Zuppi: la storia del Mozambico dimostra che la pace è sempre possibile

Vatican News

Amedeo Lomonaco – Città del Vaticano

È domenica 4 ottobre del 1992: l’allora presidente del Mozambico, Joaquim Chissano, e il leader della guerriglia, Afonso Dhlakama, firmano un accordo generale di pace. L’intesa mette fine a 17 anni di guerra civile che ha provocato centinaia di migliaia di morti, quasi 4 milioni di sfollati e profughi. La firma è l’ultimo atto di un lungo processo negoziale portato avanti nella sede della Comunità di Sant’Egidio. In quei locali a Trastevere, alcuni membri della Comunità – tra cui il fondatore Andrea Riccardi, il sacerdote Matteo Zuppi, oggi arcivescovo di Bologna e presidente della Cei – si impegnano per condurre le parti, coinvolte nel conflitto, ad un quadro negoziale. Un impegno preziosissimo che sfocia nell’accordo generale di pace. Si stabilisce, tra l’altro, la consegna delle armi della guerriglia alle forze dell’Onu. Ma anche l’integrazione degli ex combattenti della guerriglia nell’esercito regolare – un aspetto che successivamente ha creato delle problematiche – e le procedure di sminamento e di pacificazione delle zone rurali. Le elezioni del 1994, le prime veramente libere nella ex colonia portoghese, sanciscono il successo dell’intero percorso negoziale. In Mozambico, come ricorda la Comunità di Sant’Egidio sul proprio sito, si apre una nuova stagione finalmente illuminata dalla pace.

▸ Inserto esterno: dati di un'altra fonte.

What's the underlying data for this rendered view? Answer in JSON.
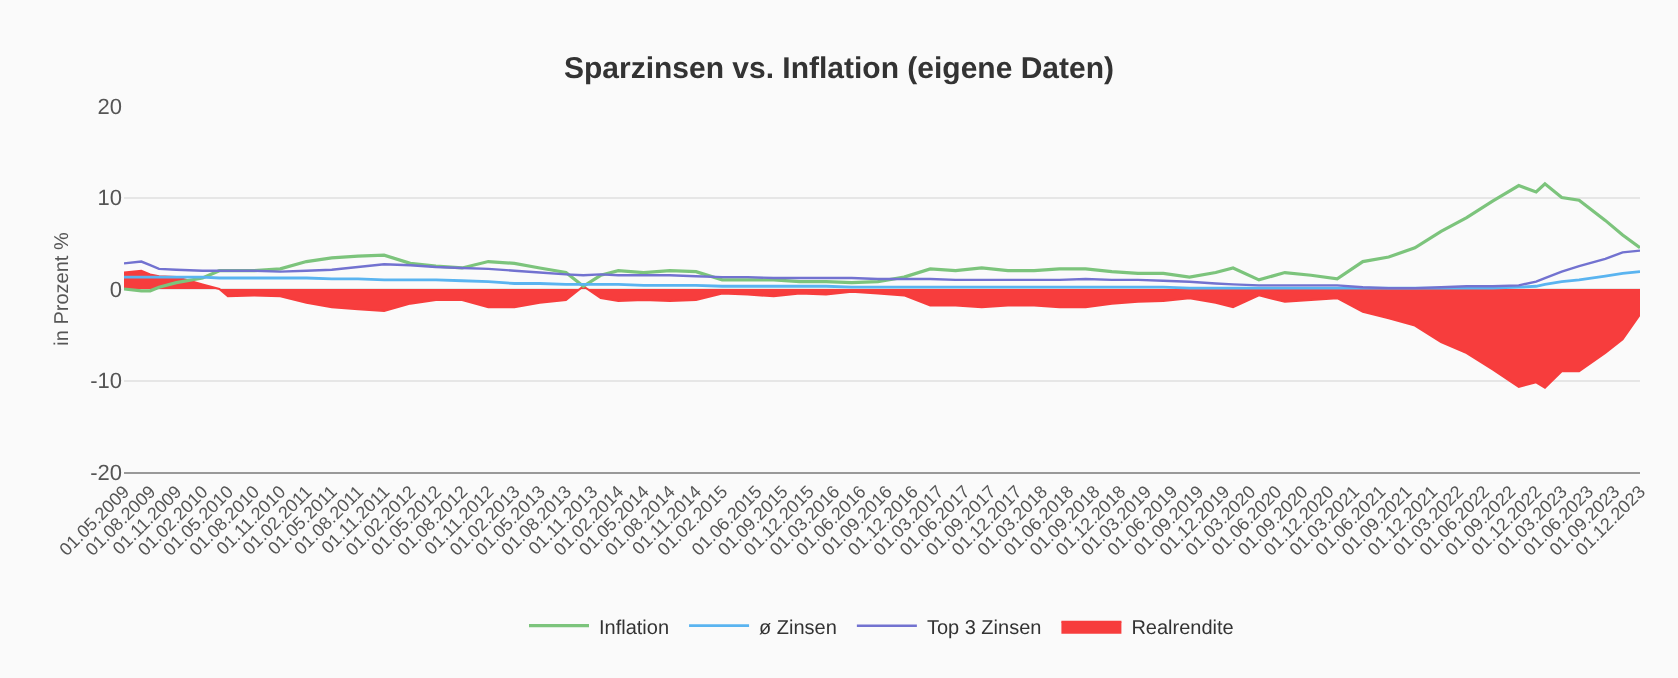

Il cammino verso la riconciliazione

Ripercorrendo queste pagine di storia, si è tenuta nella giornata dell’11 agosto alle 17.00 nella cattedrale di Maputo la conferenza del cardinale Matteo Zuppi, arcivescovo di Bologna e presidente della Conferenza episcopale italiana, in occasione del 30.mo anniversario dell’accordo generale di pace per il Mozambico. La Conferenza, incentrata sul tema “30 anni di pace, un’eredità per il futuro”, si è aperta con una introduzione dell’arcivescovo di Maputo, monsignor Francisco Chimoio. Il cardinale Zuppi ha ricordato che si è recato per la prima volta in Mozambico nel 1984, in un periodo molto complicato e di emergenza per il Paese. Il Mozambico si trovava, infatti, in una situazione terribile a causa della siccità e della guerra. Per la Comunità di Sant’Egidio le sofferenze del popolo del Mozambico non erano sofferenze verso cui restare indifferenti. Conoscendo la realtà e i problemi del Paese è cominciata una storia di relazioni, di incontri. Il problema non era solo aiutare per risolvere la crisi alimentare ma soprattutto quello di risolvere le cause e di cercare un cammino di pace. La pace, ha detto il presidente della Cei, è sempre possibile ed è nelle mani di ciascuno. Si è instaurato, in quegli anni, un dialogo molto diretto e cordiale con il presidente del Mozambico. Il problema era entrare in contratto con i guerriglieri della Renamo. Il primo contatto fu quello con un rappresentante di questo gruppo che si trovava in Germania. Poi fu organizzato nel 1990 un incontro segreto organizzato dalla Comunità di Sant’Egidio per avviare le negoziazioni.

Dalla negoziazione alla pace

La Comunità di Sant’Egidio – ha spiegato il porporato rispondendo alle domande di Brazão Mazula, il primo presidente della Commissione elettorale delle consultazioni del 1994 – non aveva altri interessi se non quello della pace. Le negoziazioni sono durate circa due anni. Entrambe le parti hanno voluto realmente affrontare il problema. Un fatto determinante è che sia il governo sia la Renamo avevano fiducia nella Comunità di Sant’Egidio. Un problema è stato quello di passare per la Comunità da facilitatori del dialogo a mediatori per cercare un cammino di pace. Il governo e la guerriglia hanno quindi accettato come mediatori, tra gli altri, il fondatore della Comunità, Andrea Riccardi, e un rappresentante del governo italiano, l’arcivescovo Jaime Gonçalves e rappresentanti del governo e della guerriglia, tra cui Raul Domingos. Uno degli sforzi era quello di far comprendere che tutti, nonostante i problemi, facevano parte della medesima famiglia, quella mozambicana. Questa, ha sottolineato il presidente della Cei, è stata la vera chiave per il buon esito della negoziazione. E per arrivare nel 1992, nel giorno in cui la Chiesa ricorda San Francesco, alla pace.